I am beginning to smell a con. I want to have it out with them, shout "Do you know who I am?", produce my Meeja Wales credentials and demand to speak to Richard Branson on the phone. We had heard rumours about the "no seats together" policy earlier, and when a woman in front of us in the queue inquires at another desk she is told she will be able to sit by her husband if she pays an extra £60 surcharge. Absolutely scandalous.
Mrs R knows I am on a short fuse though and quickly asks if we can have aisle seats. We end up sitting one in front of the other.
My mood doesn't get any better as our flight is delayed by more than two hours, there are no seats available in the departure lounge because two other flights are also delayed, and we now have just two Cuban pesos left after being advised to get rid of them before we left the country. By this time Mrs Rippers is burying her face deep in a book, fearful of looking at the stormclouds over my head.

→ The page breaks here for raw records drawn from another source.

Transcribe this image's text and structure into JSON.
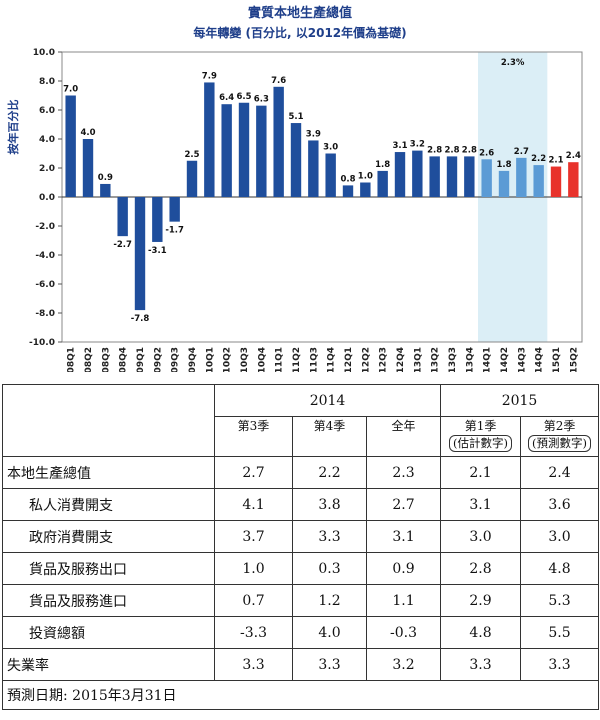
{
  "chart_data": {
    "type": "bar",
    "title": "實質本地生產總值",
    "subtitle": "每年轉變 (百分比, 以2012年價為基礎)",
    "ylabel": "按年百分比",
    "xlabel": "",
    "ylim": [
      -10,
      10
    ],
    "yticks": [
      "10.0",
      "8.0",
      "6.0",
      "4.0",
      "2.0",
      "0.0",
      "-2.0",
      "-4.0",
      "-6.0",
      "-8.0",
      "-10.0"
    ],
    "categories": [
      "08Q1",
      "08Q2",
      "08Q3",
      "08Q4",
      "09Q1",
      "09Q2",
      "09Q3",
      "09Q4",
      "10Q1",
      "10Q2",
      "10Q3",
      "10Q4",
      "11Q1",
      "11Q2",
      "11Q3",
      "11Q4",
      "12Q1",
      "12Q2",
      "12Q3",
      "12Q4",
      "13Q1",
      "13Q2",
      "13Q3",
      "13Q4",
      "14Q1",
      "14Q2",
      "14Q3",
      "14Q4",
      "15Q1",
      "15Q2"
    ],
    "values": [
      7.0,
      4.0,
      0.9,
      -2.7,
      -7.8,
      -3.1,
      -1.7,
      2.5,
      7.9,
      6.4,
      6.5,
      6.3,
      7.6,
      5.1,
      3.9,
      3.0,
      0.8,
      1.0,
      1.8,
      3.1,
      3.2,
      2.8,
      2.8,
      2.8,
      2.6,
      1.8,
      2.7,
      2.2,
      2.1,
      2.4
    ],
    "value_labels": [
      "7.0",
      "4.0",
      "0.9",
      "-2.7",
      "-7.8",
      "-3.1",
      "-1.7",
      "2.5",
      "7.9",
      "6.4",
      "6.5",
      "6.3",
      "7.6",
      "5.1",
      "3.9",
      "3.0",
      "0.8",
      "1.0",
      "1.8",
      "3.1",
      "3.2",
      "2.8",
      "2.8",
      "2.8",
      "2.6",
      "1.8",
      "2.7",
      "2.2",
      "2.1",
      "2.4"
    ],
    "bar_groups": [
      "actual",
      "actual",
      "actual",
      "actual",
      "actual",
      "actual",
      "actual",
      "actual",
      "actual",
      "actual",
      "actual",
      "actual",
      "actual",
      "actual",
      "actual",
      "actual",
      "actual",
      "actual",
      "actual",
      "actual",
      "actual",
      "actual",
      "actual",
      "actual",
      "2014",
      "2014",
      "2014",
      "2014",
      "forecast",
      "forecast"
    ],
    "colors": {
      "actual": "#1f4e9c",
      "2014": "#5b9bd5",
      "forecast": "#e8322b",
      "highlight": "#dbeef6"
    },
    "highlight": {
      "from": "14Q1",
      "to": "14Q4",
      "label": "2.3%"
    },
    "grid": false
  },
  "table": {
    "year_headers": [
      "2014",
      "2015"
    ],
    "col_headers": [
      "第3季",
      "第4季",
      "全年",
      "第1季",
      "第2季"
    ],
    "col_notes": [
      "",
      "",
      "",
      "(估計數字)",
      "(預測數字)"
    ],
    "rows": [
      {
        "label": "本地生產總值",
        "indent": false,
        "values": [
          "2.7",
          "2.2",
          "2.3",
          "2.1",
          "2.4"
        ]
      },
      {
        "label": "私人消費開支",
        "indent": true,
        "values": [
          "4.1",
          "3.8",
          "2.7",
          "3.1",
          "3.6"
        ]
      },
      {
        "label": "政府消費開支",
        "indent": true,
        "values": [
          "3.7",
          "3.3",
          "3.1",
          "3.0",
          "3.0"
        ]
      },
      {
        "label": "貨品及服務出口",
        "indent": true,
        "values": [
          "1.0",
          "0.3",
          "0.9",
          "2.8",
          "4.8"
        ]
      },
      {
        "label": "貨品及服務進口",
        "indent": true,
        "values": [
          "0.7",
          "1.2",
          "1.1",
          "2.9",
          "5.3"
        ]
      },
      {
        "label": "投資總額",
        "indent": true,
        "values": [
          "-3.3",
          "4.0",
          "-0.3",
          "4.8",
          "5.5"
        ]
      },
      {
        "label": "失業率",
        "indent": false,
        "values": [
          "3.3",
          "3.3",
          "3.2",
          "3.3",
          "3.3"
        ]
      }
    ],
    "footnote": "預測日期:  2015年3月31日"
  }
}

Eventually we are able to board, and I give the air stewardess my best scowl as she welcomed me with a smile and wishes me a good journey. If I was being bitchy I would suggest the Virgin girls are hardly a patch on the ones in the famous advert accompanied by the Frankie Goes to Hollywood "Relax" soundtrack. But I'm not a bitter bloke. Honest.
Then, as they start showing us the safety drill I realise not only do I not have a safety card but there is no in-flight mag either. Finally, unable to contain myself, I push the light above my seat.
Eventually a stewardess turns up.
"Oh terribly sorry about that sir. It only happens in Cuba. The ground staff come on board to clean and then they steal all the in-flight magazines!"